Tipps für Sortendetektiv:innen
“Durch den Kauf von samenfestem Saatgut kann man nicht nur besondere Sorten im Garten erhalten und durch Nachbau an den Standort anpassen, sondern auch bares Geld sparen”, empfiehlt Katharina Görges. Bei der Sortenauswahl sollte man darauf achten, dass sie für den eigenen Standort gut geeignet sind. Saatgutbörsen sind eine gute Möglichkeit, um alte und samenfeste Sorten zu bekommen und zu tauschen. Auch Patrick Kaiser organisiert solche Saatgutmärkte und setzt sich für den Erhalt der Kulturpflanzenvielfalt ein. Und er ruft dazu auf, ‘Sortendetektiv:in’ zu werden: „Wer historische Sorten im Garten oder Kisten mit altem Saatgut findet, sich an alte Sortennamen und Geschichten erinnert und sich bei unserem Verein Genbänkle meldet, kann helfen diese Sorten zu retten.“
Ab 4.2. werden alte Sorten in der alphabeet-App (bald "Fryd") zwei Wochen lang in den Mittelpunkt gestellt.

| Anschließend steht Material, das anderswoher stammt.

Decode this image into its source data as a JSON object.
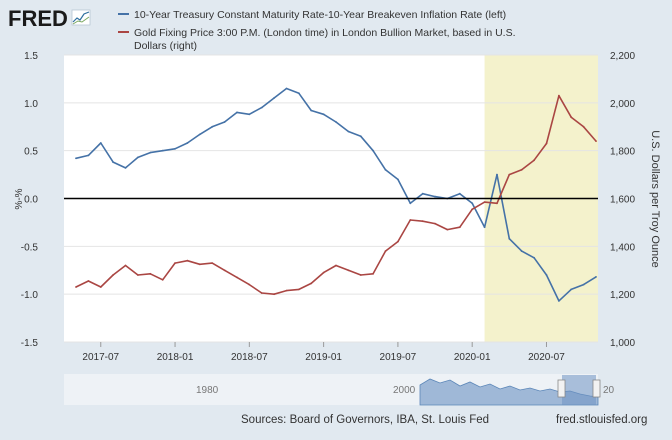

Im Rahmen der Kampagne gibt es hilfreiche Tipps rund um den Anbau alter Sorten, wie z.B. eine eigene Podcast-Folge, diesen Leitartikel und ein Saatgut-Set. So will man auf das Thema aufmerksam machen und die gesellschaftliche und ökologische Relevanz hervorheben.
“Alte Sorten sind erprobte und bewährte integrale Bestandteile einer bäuerlichen Agrikultur”, meint Dr. Thomas Gladis. “Als lebendiges kulturelles Erbe der gesamten Menschheit, hängt unsere Existenz noch immer von ihrem Überleben ab. Auch wenn uns das nur selten bewusst wird.” Dem stimmt auch Patrick Kaiser zu: “Eigentlich müsste man nicht nur Kunst und alte Gebäude unter Denkmalschutz stellen, sondern auch historische Pflanzensorten.”